The sea level around Greenland rose more than 3.3 metres from AD 1000 to 1450, contributing to the woes of Viking settlers and to their eventual abandonment of the island, researchers have found.
In AD 985, Erik the Red established a colony in Greenland after being exiled from Iceland. At the time, the North Atlantic region was unusually warm – the so-called medieval warm period – but after a massive volcanic eruption in Indonesia in 1257, conditions became much colder for several centuries, a period known as the little ice age.
That led to the expansion of the Greenland ice sheet, say Marisa Borreggine at Harvard University and their colleagues, causing the land adjacent to the ice sheet to subside because of the increased weight. The bigger ice sheet also had a greater mass and so exerted a stronger gravitational pull on the waters around Greenland. These two factors had roughly equal effects on sea level there.
The growth of the Greenland ice sheet reduced global sea level by 7 millimetres during this time as it locked away water, but due to other factors, there was a small overall rise on average across the world. All of this contributed to the 3.3-metre rise around Greenland.

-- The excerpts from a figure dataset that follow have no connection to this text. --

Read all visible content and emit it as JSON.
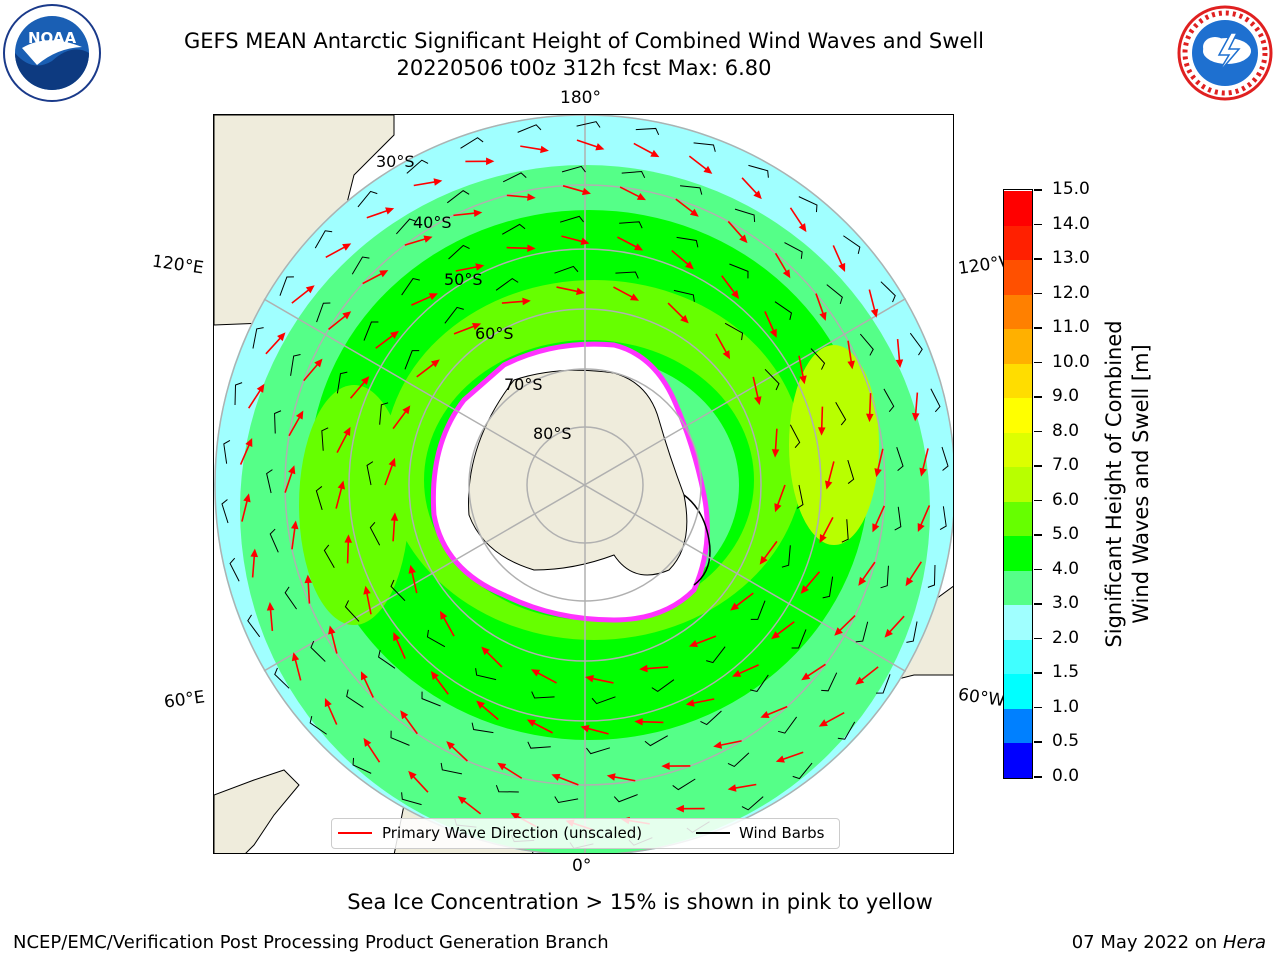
{
  "header": {
    "title_line1": "GEFS MEAN Antarctic Significant Height of Combined Wind Waves and Swell",
    "title_line2": "20220506 t00z 312h fcst   Max: 6.80"
  },
  "logos": {
    "left": {
      "icon": "noaa-logo-icon",
      "text": "NOAA",
      "ring_text": "NATIONAL OCEANIC AND ATMOSPHERIC ADMINISTRATION · U.S. DEPARTMENT OF COMMERCE"
    },
    "right": {
      "icon": "nws-logo-icon",
      "ring_text": "NATIONAL WEATHER SERVICE"
    }
  },
  "map": {
    "projection": "south polar stereographic",
    "longitude_labels": {
      "top": "180°",
      "bottom": "0°",
      "left_upper": "120°E",
      "left_lower": "60°E",
      "right_upper": "120°W",
      "right_lower": "60°W"
    },
    "latitude_labels": [
      "30°S",
      "40°S",
      "50°S",
      "60°S",
      "70°S",
      "80°S"
    ],
    "colors": {
      "land": "#efecdc",
      "ice_edge": "#ff33ff",
      "grid": "#b0b0b0",
      "arrow": "#ff0000",
      "barb": "#000000"
    }
  },
  "legend": {
    "primary_wave_label": "Primary Wave Direction (unscaled)",
    "primary_wave_color": "#ff0000",
    "wind_barbs_label": "Wind Barbs",
    "wind_barbs_color": "#000000"
  },
  "colorbar": {
    "label_line1": "Significant Height of Combined",
    "label_line2": "Wind Waves and Swell [m]",
    "ticks": [
      "0.0",
      "0.5",
      "1.0",
      "1.5",
      "2.0",
      "3.0",
      "4.0",
      "5.0",
      "6.0",
      "7.0",
      "8.0",
      "9.0",
      "10.0",
      "11.0",
      "12.0",
      "13.0",
      "14.0",
      "15.0"
    ],
    "colors": [
      "#0000ff",
      "#0080ff",
      "#00ffff",
      "#40ffff",
      "#a0ffff",
      "#55ff88",
      "#00ff00",
      "#66ff00",
      "#b8ff00",
      "#ddff00",
      "#ffff00",
      "#ffdd00",
      "#ffb000",
      "#ff8000",
      "#ff5000",
      "#ff2000",
      "#ff0000"
    ]
  },
  "footer": {
    "subtitle": "Sea Ice Concentration > 15% is shown in pink to yellow",
    "left": "NCEP/EMC/Verification Post Processing Product Generation Branch",
    "right_date": "07 May 2022 on ",
    "right_host": "Hera"
  }
}
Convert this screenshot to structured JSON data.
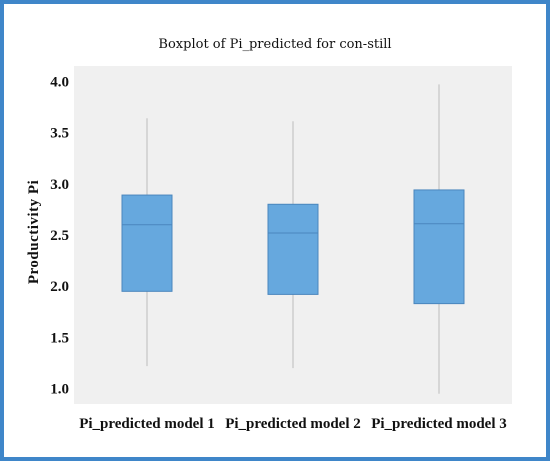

It was already known that the sea rose in Greenland when Vikings lived there, but Borreginne’s team is the first to calculate the effect. The findings show that the coast would have retreated hundreds of metres, with the water swamping more than 200 square kilometres of land and impinging on many farms and homes.
That must have had a major impact on the settlers. There is evidence that their diet shifted from land-based to sea-based, says Borreginne.
The settlers – including Erik the Red’s son Leif Erikson, who sailed to North America some 500 years before Christopher Columbus – were also grappling with colder weather making farming more difficult, conflict with Inuit peoples and reduced demand for walrus ivory as more elephant ivory reached Europe. By around 1450, all the settlements were abandoned.
“What we found is that sea level rise did indeed play a role in the Viking abandonment,” says Borreginne. “But it was not necessarily the number one cause.”
Greenland’s ice sheet is now shrinking fast. Local sea level is already falling around Greenland as the gravity effect weakens and the reduced weight of ice allows land to rise. If the entire ice sheet there melts, as may soon become inevitable, local sea level will fall by more than 100 metres over coming centuries– but rise globally by around 6 metres on average.